Private equity deals totalled $8.1 billion last year; middle-class homes in 11 key sub-Saharan countries to triple to 22 m by 2030
JOHANNESBURG, JULY 27: From milk churning in Zimbabwe to rose growing in Ethiopia, private equity investments in Africa have returned to pre-crisis levels and should keep rising as funds seek bumper returns in far-flung markets. Private equity deals in Africa totalled $8.1 billion last year, the second highest on record after the $8.3 billion posted in 2007, according to the African Private Equity and Venture Capital Association (AVCA).This year could be even bigger as investors tired of low returns in developed markets look to cash in on the rapidly emerging middle-class consumers in Africa — home to many of the fastest growing economies in the world.
Private equity deals in Africa between 2007 and 2013 earned 60 per cent more than the MSCI emerging market index, AVCA says. Traditionally, private equity buyouts in Africa have been supported by development organisations but there are signs over the last year that global funds are taking more aggressive steps to tap into a continent of one billion people.” The growth story in Africa is compelling,” said John van Wyk, head of Africa at Actis, an emerging-market focused fund with around $4.6 billion under management.
“Global funds are realising they need to have some sort of Africa strategy and that hasn’t always been the case.” Large US private equity firms, including TPG and Kohlberg Kravis Roberts (KKR), have made their first investments in Africa over the last year. The New York State Common Retirement Fund, one of the largest US pension funds and worth around $180 billion, said in April it could invest up to $5 billion in Africa over the next five years to boost returns and diversify its portfolio. TPG said in June it will invest up to $1 billion in African companies under a tie-up with Sudanese billionaire Mo Ibrahim’s Satya Capital, which has interests ranging from healthcare in Nigeria to manufacturing in Tanzania.

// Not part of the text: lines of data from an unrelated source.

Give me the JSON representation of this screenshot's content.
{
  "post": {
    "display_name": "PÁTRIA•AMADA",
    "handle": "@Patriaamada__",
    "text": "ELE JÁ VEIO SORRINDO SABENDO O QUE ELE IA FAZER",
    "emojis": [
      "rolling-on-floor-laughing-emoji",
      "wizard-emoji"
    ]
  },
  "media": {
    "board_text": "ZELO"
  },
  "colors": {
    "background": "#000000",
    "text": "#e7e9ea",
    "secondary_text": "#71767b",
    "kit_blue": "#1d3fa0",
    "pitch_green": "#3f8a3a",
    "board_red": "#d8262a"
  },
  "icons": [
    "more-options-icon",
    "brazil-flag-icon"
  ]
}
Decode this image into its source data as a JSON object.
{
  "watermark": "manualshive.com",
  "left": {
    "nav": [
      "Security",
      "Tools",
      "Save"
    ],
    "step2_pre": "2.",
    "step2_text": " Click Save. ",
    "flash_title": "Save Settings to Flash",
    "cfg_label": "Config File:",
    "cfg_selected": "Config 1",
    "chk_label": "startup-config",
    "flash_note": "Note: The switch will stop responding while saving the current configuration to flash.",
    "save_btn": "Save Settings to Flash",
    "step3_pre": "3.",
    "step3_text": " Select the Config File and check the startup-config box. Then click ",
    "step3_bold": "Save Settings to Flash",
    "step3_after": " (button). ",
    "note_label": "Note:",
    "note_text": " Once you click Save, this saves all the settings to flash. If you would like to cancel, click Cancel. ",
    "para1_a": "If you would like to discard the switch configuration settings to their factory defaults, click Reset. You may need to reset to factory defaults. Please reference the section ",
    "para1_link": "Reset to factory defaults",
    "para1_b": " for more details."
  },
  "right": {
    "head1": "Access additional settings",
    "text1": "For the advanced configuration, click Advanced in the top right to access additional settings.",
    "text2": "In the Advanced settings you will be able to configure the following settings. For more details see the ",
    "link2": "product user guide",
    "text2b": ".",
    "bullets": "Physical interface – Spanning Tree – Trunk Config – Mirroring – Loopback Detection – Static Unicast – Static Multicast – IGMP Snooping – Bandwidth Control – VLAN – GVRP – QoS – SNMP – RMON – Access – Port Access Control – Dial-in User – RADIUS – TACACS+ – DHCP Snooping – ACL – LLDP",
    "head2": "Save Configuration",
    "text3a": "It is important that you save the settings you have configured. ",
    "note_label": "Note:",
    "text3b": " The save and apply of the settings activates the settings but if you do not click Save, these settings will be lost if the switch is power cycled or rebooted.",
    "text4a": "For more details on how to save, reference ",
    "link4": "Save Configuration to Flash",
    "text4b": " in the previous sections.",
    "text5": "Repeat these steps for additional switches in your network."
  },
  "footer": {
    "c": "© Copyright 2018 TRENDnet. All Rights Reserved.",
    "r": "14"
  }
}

Investments are focused on fast-moving consumer goods, financial services, healthcare and telecommunications. Bigger funds are looking at infrastructure projects, including filling massive unmet electricity demand across Africa. KKR last year invested $200 million in Afriflora, a rose farm in Ethiopia, one of the fastest growing economies in Africa and home to the continent’s second largest population.
Though interest in Africa is rising it comes off a very low base with even large funds raising only around $1 billion, a meagre sum compared with developed markets. More money was raised in India last year than in all the 55 countries in Africa.” While there has been more capital raised, it’s low compared to other geographies,” said Marlon Chigwende, Managing Director of Carlyle’s sub-Saharan African business.
High returns are also far from guaranteed. Food and drinks giant Nestle offered a dose of reality last month, saying it was cutting 15 per cent of its workforce in Africa because it had over-estimated the growth of the middle-class.Still, middle-class households in 11 key sub-Saharan African countries, excluding South Africa, are set to triple to 22 million by 2030, according to Standard Bank.